I’m guessing the bottleneck is here:
for(i in 1:n)
prob[i] = skew_normal_cdf(beta0 + X[i] * beta, 0, 1, alfa);
because most of our CDFs are not that efficient. I’d also be worried about rounding to 0 or 1 here. This also does very inefficient matrix multiplication. You’re better off coding this as:
{
vector[n] mu = beta0 + X * beta;
for (i in 1:n)
prob[i] = skew_normal_cdf(mu[i], ...);
}
This may make a big difference because of the sizes of X
and beta
.
If X
is very sparse (say less than 10% filled), you want to use our csr
multiply function.
What is the posterior scale of the parameters? One of the best things you can do is make sure they’re all roughly standard scale (ranging between -3 and 3, or something like normal(0, 1)). I’m not sure if you’re just trying to include vague priors, but if your parameters are scale 100, it’ll help to rescale.

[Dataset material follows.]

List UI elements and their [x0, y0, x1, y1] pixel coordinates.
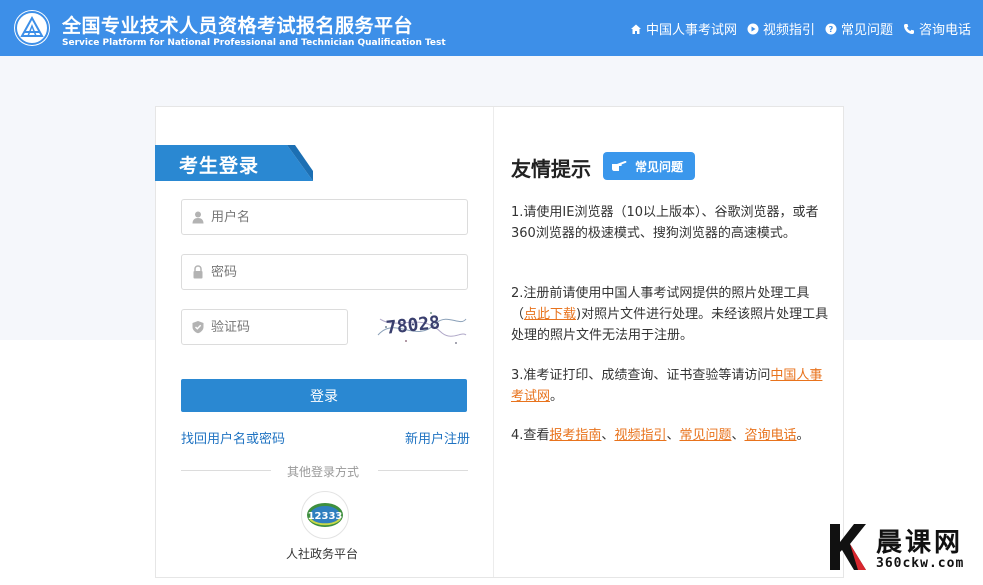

You’ll want a non-centered parameterization here:
beta ~ normal(0, tau * sqrt(lambda));
which looks like:
parameters {
vector[k] beta_std;
...
model {
vector[k] beta = tau * sqrt(lambda) * beta_std;
beta_std ~ normal(0, 1);
...
I didn’t save the actual beta
becaus eyou have 17K of them.
With the number of data points so much smaller than the number of predictors, you’ll need strong priors to identify the model.
The biggest problem I see, though is that you have the tau * sqrt(lambda)
, which provides each beta
with its own error scale. This is not going to be well identified as you can divide tau
and multiply lambda
to get the same result, and it makes a nasty banana-shaped posterior. You’re leaing on the priors on lambda
and tau
to identify the model, but that’s often not a good idea.
I’d try to back off and just use tau
and put a stronger prior than cauchy(0, 1)
on it, and see how that fits.